Most important findings
M. canis exhibits substantial variability in antifungal susceptibility depending on the methodology employed for testing, which significantly influences therapeutic outcomes and drug efficacy interpretation. Terbinafine (TER) and itraconazole (ITZ) consistently demonstrated superior in vivo and in vitro efficacy when compared to fluconazole (FLZ) and griseofulvin (GRI), with TER and ITZ associated with faster healing times and lower minimum inhibitory concentrations (MICs). However, treatment failures have been reported in 25–40% of patients, frequently attributed to factors such as variability in MIC results, suboptimal drug penetration into infected tissues, poor patient compliance, and the emergence of antifungal resistance.
Notably, methodological disparities across susceptibility assays—including broth microdilution, E-test, and disk diffusion—have been shown to introduce significant variability. Key parameters such as inoculum size (ranging from 10³ to 10⁶ CFU/mL), culture medium (e.g., PDA versus RPMI), incubation temperature and duration, and endpoint criteria (e.g., MIC-50, MIC-80, or MIC-0) critically affect the resulting MIC values, thereby complicating cross-study comparisons and hindering the development of standardized clinical breakpoints.

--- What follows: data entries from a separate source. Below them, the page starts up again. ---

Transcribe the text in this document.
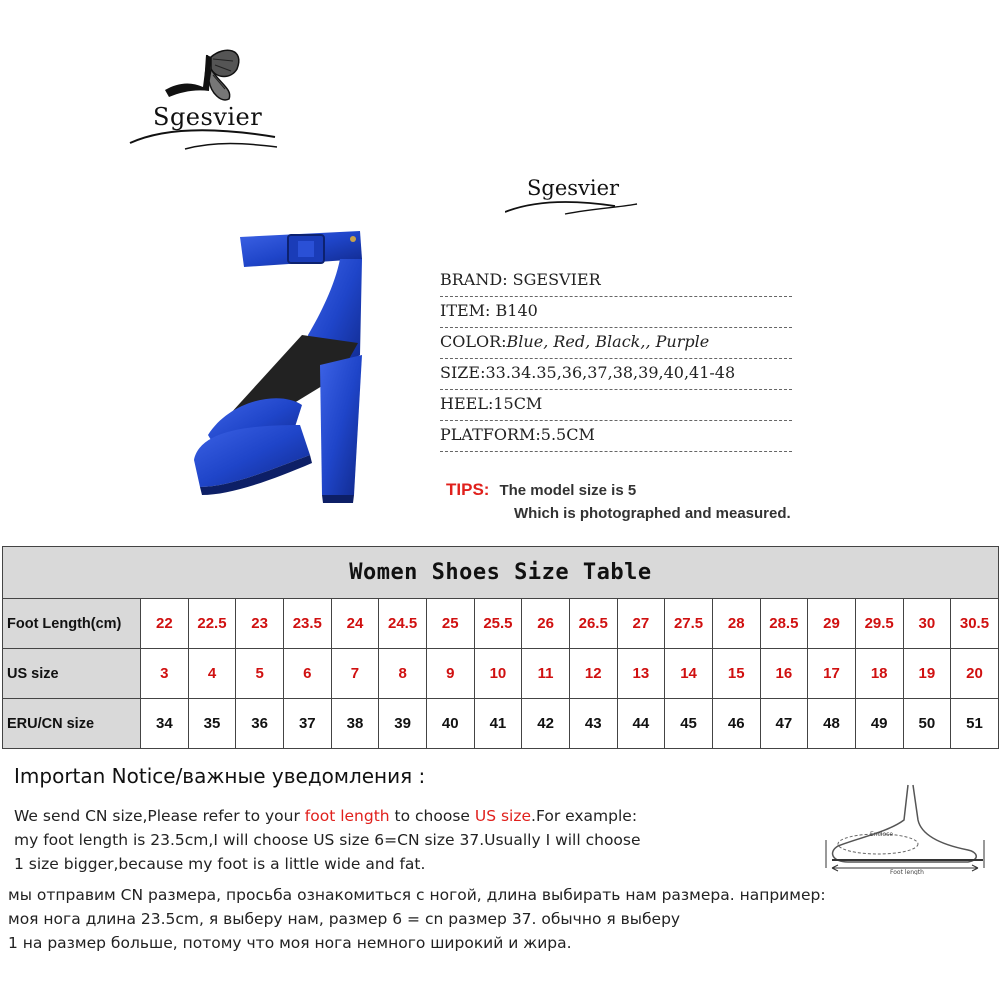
Sgesvier
Sgesvier
BRAND: SGESVIER
ITEM: B140
COLOR:Blue, Red, Black,, Purple
SIZE:33.34.35,36,37,38,39,40,41-48
HEEL:15CM
PLATFORM:5.5CM
TIPS: The model size is 5
Which is photographed and measured.
Women Shoes Size Table																		
Foot Length(cm)	22	22.5	23	23.5	24	24.5	25	25.5	26	26.5	27	27.5	28	28.5	29	29.5	30	30.5
US size	3	4	5	6	7	8	9	10	11	12	13	14	15	16	17	18	19	20
ERU/CN size	34	35	36	37	38	39	40	41	42	43	44	45	46	47	48	49	50	51
Importan Notice/важные уведомления :
We send CN size,Please refer to your foot length to choose US size.For example:
my foot length is 23.5cm,I will choose US size 6=CN size 37.Usually I will choose
1 size bigger,because my foot is a little wide and fat.
мы отправим CN размера, просьба ознакомиться с ногой, длина выбирать нам размера. например:
моя нога длина 23.5cm, я выберу нам, размер 6 = cn размер 37. обычно я выберу
1 на размер больше, потому что моя нога немного широкий и жира.
Enclose
Foot length
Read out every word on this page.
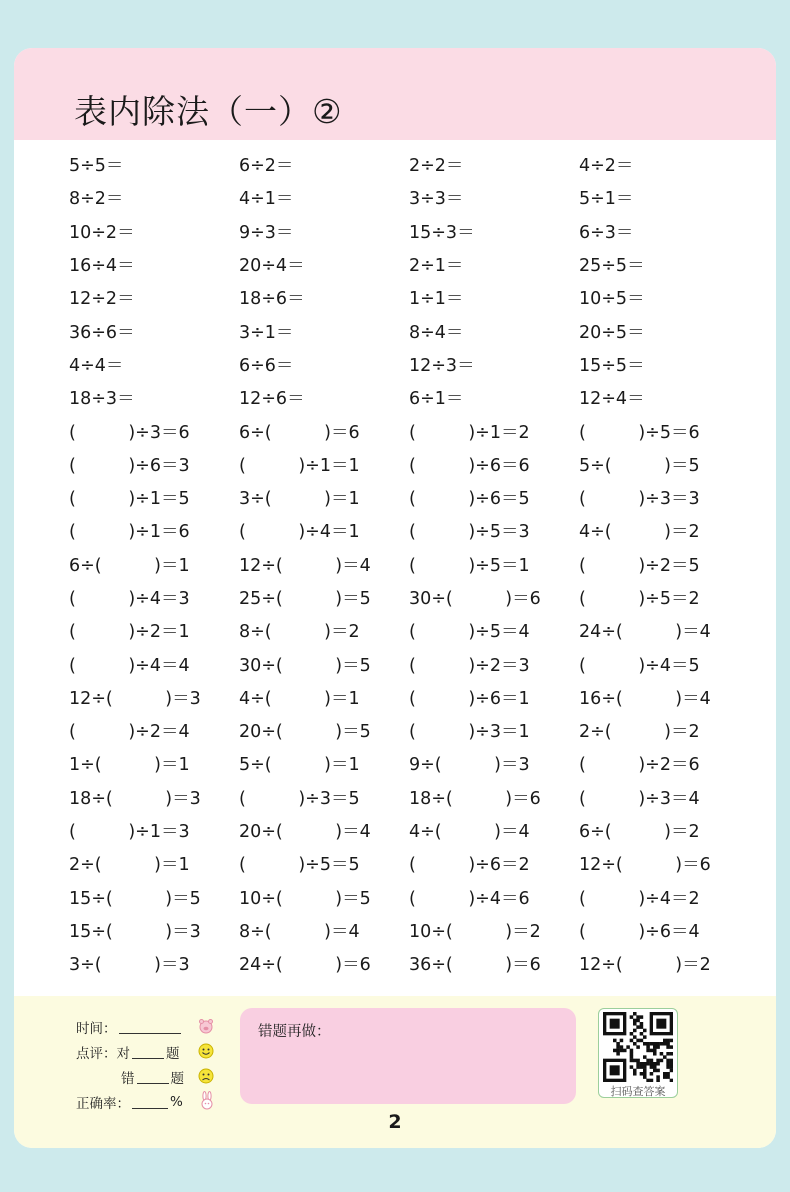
表内除法（一）②
5÷5＝	6÷2＝	2÷2＝	4÷2＝
8÷2＝	4÷1＝	3÷3＝	5÷1＝
10÷2＝	9÷3＝	15÷3＝	6÷3＝
16÷4＝	20÷4＝	2÷1＝	25÷5＝
12÷2＝	18÷6＝	1÷1＝	10÷5＝
36÷6＝	3÷1＝	8÷4＝	20÷5＝
4÷4＝	6÷6＝	12÷3＝	15÷5＝
18÷3＝	12÷6＝	6÷1＝	12÷4＝
(　　　)÷3＝6	6÷(　　　)＝6	(　　　)÷1＝2	(　　　)÷5＝6
(　　　)÷6＝3	(　　　)÷1＝1	(　　　)÷6＝6	5÷(　　　)＝5
(　　　)÷1＝5	3÷(　　　)＝1	(　　　)÷6＝5	(　　　)÷3＝3
(　　　)÷1＝6	(　　　)÷4＝1	(　　　)÷5＝3	4÷(　　　)＝2
6÷(　　　)＝1	12÷(　　　)＝4	(　　　)÷5＝1	(　　　)÷2＝5
(　　　)÷4＝3	25÷(　　　)＝5	30÷(　　　)＝6	(　　　)÷5＝2
(　　　)÷2＝1	8÷(　　　)＝2	(　　　)÷5＝4	24÷(　　　)＝4
(　　　)÷4＝4	30÷(　　　)＝5	(　　　)÷2＝3	(　　　)÷4＝5
12÷(　　　)＝3	4÷(　　　)＝1	(　　　)÷6＝1	16÷(　　　)＝4
(　　　)÷2＝4	20÷(　　　)＝5	(　　　)÷3＝1	2÷(　　　)＝2
1÷(　　　)＝1	5÷(　　　)＝1	9÷(　　　)＝3	(　　　)÷2＝6
18÷(　　　)＝3	(　　　)÷3＝5	18÷(　　　)＝6	(　　　)÷3＝4
(　　　)÷1＝3	20÷(　　　)＝4	4÷(　　　)＝4	6÷(　　　)＝2
2÷(　　　)＝1	(　　　)÷5＝5	(　　　)÷6＝2	12÷(　　　)＝6
15÷(　　　)＝5	10÷(　　　)＝5	(　　　)÷4＝6	(　　　)÷4＝2
15÷(　　　)＝3	8÷(　　　)＝4	10÷(　　　)＝2	(　　　)÷6＝4
3÷(　　　)＝3	24÷(　　　)＝6	36÷(　　　)＝6	12÷(　　　)＝2
时间：
点评：对	题
错	题
正确率：	%
错题再做：
扫码查答案
2
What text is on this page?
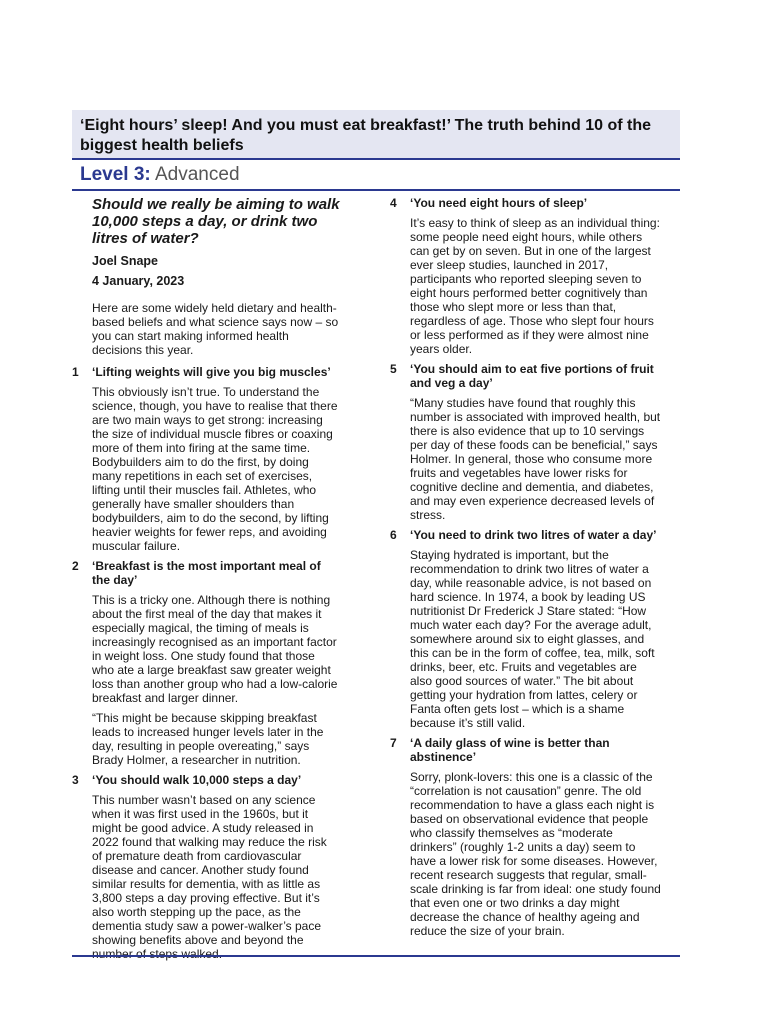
‘Eight hours’ sleep! And you must eat breakfast!’ The truth behind 10 of the biggest health beliefs
Level 3: Advanced

Should we really be aiming to walk 10,000 steps a day, or drink two litres of water?

Joel Snape

4 January, 2023

Here are some widely held dietary and health-based beliefs and what science says now – so you can start making informed health decisions this year.

1	‘Lifting weights will give you big muscles’

This obviously isn’t true. To understand the science, though, you have to realise that there are two main ways to get strong: increasing the size of individual muscle fibres or coaxing more of them into firing at the same time. Bodybuilders aim to do the first, by doing many repetitions in each set of exercises, lifting until their muscles fail. Athletes, who generally have smaller shoulders than bodybuilders, aim to do the second, by lifting heavier weights for fewer reps, and avoiding muscular failure.

2	‘Breakfast is the most important meal of the day’

This is a tricky one. Although there is nothing about the first meal of the day that makes it especially magical, the timing of meals is increasingly recognised as an important factor in weight loss. One study found that those who ate a large breakfast saw greater weight loss than another group who had a low-calorie breakfast and larger dinner.

“This might be because skipping breakfast leads to increased hunger levels later in the day, resulting in people overeating,” says Brady Holmer, a researcher in nutrition.

3	‘You should walk 10,000 steps a day’

This number wasn’t based on any science when it was first used in the 1960s, but it might be good advice. A study released in 2022 found that walking may reduce the risk of premature death from cardiovascular disease and cancer. Another study found similar results for dementia, with as little as 3,800 steps a day proving effective. But it’s also worth stepping up the pace, as the dementia study saw a power-walker’s pace showing benefits above and beyond the number of steps walked.

4	‘You need eight hours of sleep’

It’s easy to think of sleep as an individual thing: some people need eight hours, while others can get by on seven. But in one of the largest ever sleep studies, launched in 2017, participants who reported sleeping seven to eight hours performed better cognitively than those who slept more or less than that, regardless of age. Those who slept four hours or less performed as if they were almost nine years older.

5	‘You should aim to eat five portions of fruit and veg a day’

“Many studies have found that roughly this number is associated with improved health, but there is also evidence that up to 10 servings per day of these foods can be beneficial,” says Holmer. In general, those who consume more fruits and vegetables have lower risks for cognitive decline and dementia, and diabetes, and may even experience decreased levels of stress.

6	‘You need to drink two litres of water a day’

Staying hydrated is important, but the recommendation to drink two litres of water a day, while reasonable advice, is not based on hard science. In 1974, a book by leading US nutritionist Dr Frederick J Stare stated: “How much water each day? For the average adult, somewhere around six to eight glasses, and this can be in the form of coffee, tea, milk, soft drinks, beer, etc. Fruits and vegetables are also good sources of water.” The bit about getting your hydration from lattes, celery or Fanta often gets lost – which is a shame because it’s still valid.

7	‘A daily glass of wine is better than abstinence’

Sorry, plonk-lovers: this one is a classic of the “correlation is not causation” genre. The old recommendation to have a glass each night is based on observational evidence that people who classify themselves as “moderate drinkers” (roughly 1-2 units a day) seem to have a lower risk for some diseases. However, recent research suggests that regular, small-scale drinking is far from ideal: one study found that even one or two drinks a day might decrease the chance of healthy ageing and reduce the size of your brain.
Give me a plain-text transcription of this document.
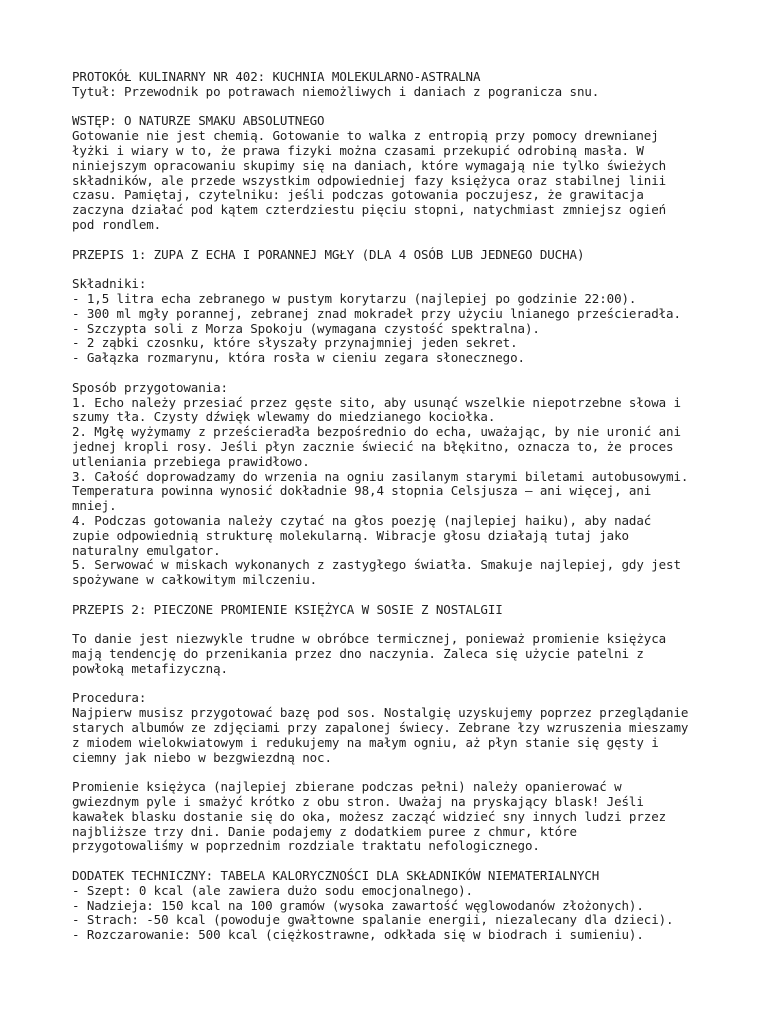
PROTOKÓŁ KULINARNY NR 402: KUCHNIA MOLEKULARNO-ASTRALNA
Tytuł: Przewodnik po potrawach niemożliwych i daniach z pogranicza snu.
WSTĘP: O NATURZE SMAKU ABSOLUTNEGO
Gotowanie nie jest chemią. Gotowanie to walka z entropią przy pomocy drewnianej
łyżki i wiary w to, że prawa fizyki można czasami przekupić odrobiną masła. W
niniejszym opracowaniu skupimy się na daniach, które wymagają nie tylko świeżych
składników, ale przede wszystkim odpowiedniej fazy księżyca oraz stabilnej linii
czasu. Pamiętaj, czytelniku: jeśli podczas gotowania poczujesz, że grawitacja
zaczyna działać pod kątem czterdziestu pięciu stopni, natychmiast zmniejsz ogień
pod rondlem.
PRZEPIS 1: ZUPA Z ECHA I PORANNEJ MGŁY (DLA 4 OSÓB LUB JEDNEGO DUCHA)
Składniki:
- 1,5 litra echa zebranego w pustym korytarzu (najlepiej po godzinie 22:00).
- 300 ml mgły porannej, zebranej znad mokradeł przy użyciu lnianego prześcieradła.
- Szczypta soli z Morza Spokoju (wymagana czystość spektralna).
- 2 ząbki czosnku, które słyszały przynajmniej jeden sekret.
- Gałązka rozmarynu, która rosła w cieniu zegara słonecznego.
Sposób przygotowania:
1. Echo należy przesiać przez gęste sito, aby usunąć wszelkie niepotrzebne słowa i
szumy tła. Czysty dźwięk wlewamy do miedzianego kociołka.
2. Mgłę wyżymamy z prześcieradła bezpośrednio do echa, uważając, by nie uronić ani
jednej kropli rosy. Jeśli płyn zacznie świecić na błękitno, oznacza to, że proces
utleniania przebiega prawidłowo.
3. Całość doprowadzamy do wrzenia na ogniu zasilanym starymi biletami autobusowymi.
Temperatura powinna wynosić dokładnie 98,4 stopnia Celsjusza – ani więcej, ani
mniej.
4. Podczas gotowania należy czytać na głos poezję (najlepiej haiku), aby nadać
zupie odpowiednią strukturę molekularną. Wibracje głosu działają tutaj jako
naturalny emulgator.
5. Serwować w miskach wykonanych z zastygłego światła. Smakuje najlepiej, gdy jest
spożywane w całkowitym milczeniu.
PRZEPIS 2: PIECZONE PROMIENIE KSIĘŻYCA W SOSIE Z NOSTALGII
To danie jest niezwykle trudne w obróbce termicznej, ponieważ promienie księżyca
mają tendencję do przenikania przez dno naczynia. Zaleca się użycie patelni z
powłoką metafizyczną.
Procedura:
Najpierw musisz przygotować bazę pod sos. Nostalgię uzyskujemy poprzez przeglądanie
starych albumów ze zdjęciami przy zapalonej świecy. Zebrane łzy wzruszenia mieszamy
z miodem wielokwiatowym i redukujemy na małym ogniu, aż płyn stanie się gęsty i
ciemny jak niebo w bezgwiezdną noc.
Promienie księżyca (najlepiej zbierane podczas pełni) należy opanierować w
gwiezdnym pyle i smażyć krótko z obu stron. Uważaj na pryskający blask! Jeśli
kawałek blasku dostanie się do oka, możesz zacząć widzieć sny innych ludzi przez
najbliższe trzy dni. Danie podajemy z dodatkiem puree z chmur, które
przygotowaliśmy w poprzednim rozdziale traktatu nefologicznego.
DODATEK TECHNICZNY: TABELA KALORYCZNOŚCI DLA SKŁADNIKÓW NIEMATERIALNYCH
- Szept: 0 kcal (ale zawiera dużo sodu emocjonalnego).
- Nadzieja: 150 kcal na 100 gramów (wysoka zawartość węglowodanów złożonych).
- Strach: -50 kcal (powoduje gwałtowne spalanie energii, niezalecany dla dzieci).
- Rozczarowanie: 500 kcal (ciężkostrawne, odkłada się w biodrach i sumieniu).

| Antifungal Agent | In Vitro Activity Consistency | Notable Findings |
|---|---|---|
| Terbinafine (TER) | High | Most effective in in vivo feline models and showed high inhibition zones (DD method). A TER-resistant strain has been reported. |
| Itraconazole (ITZ) | High | Quick healing and low MICs across methods; preferred over GRI. |
| Fluconazole (FLZ) | Low | Consistently poor activity, with high MICs and poor zone inhibition across all methods. |
| Griseofulvin (GRI) | Moderate to Low | Inferior to ITZ and TER in both speed and consistency; associated with therapeutic failure. |
| Voriconazole (VOR) | Limited Data | Promising based on DD zone inhibition but underexplored. |
Key implications
The absence of a standardized, validated antifungal susceptibility method for M. canis undermines accurate resistance profiling and therapy optimization. The variability in MICs depending on technical parameters highlights the urgent need for harmonized protocols, particularly for dermatophyte infections. Moreover, the low efficacy of FLZ and emerging resistance to TER suggest a potential therapeutic shift toward ITZ as a first-line systemic antifungal. Given the zoonotic potential of M. canis and increasing recalcitrance, routine susceptibility testing using standardized CLSI protocols should be adopted in both clinical and veterinary settings to ensure appropriate antifungal stewardship and reduce transmission risks.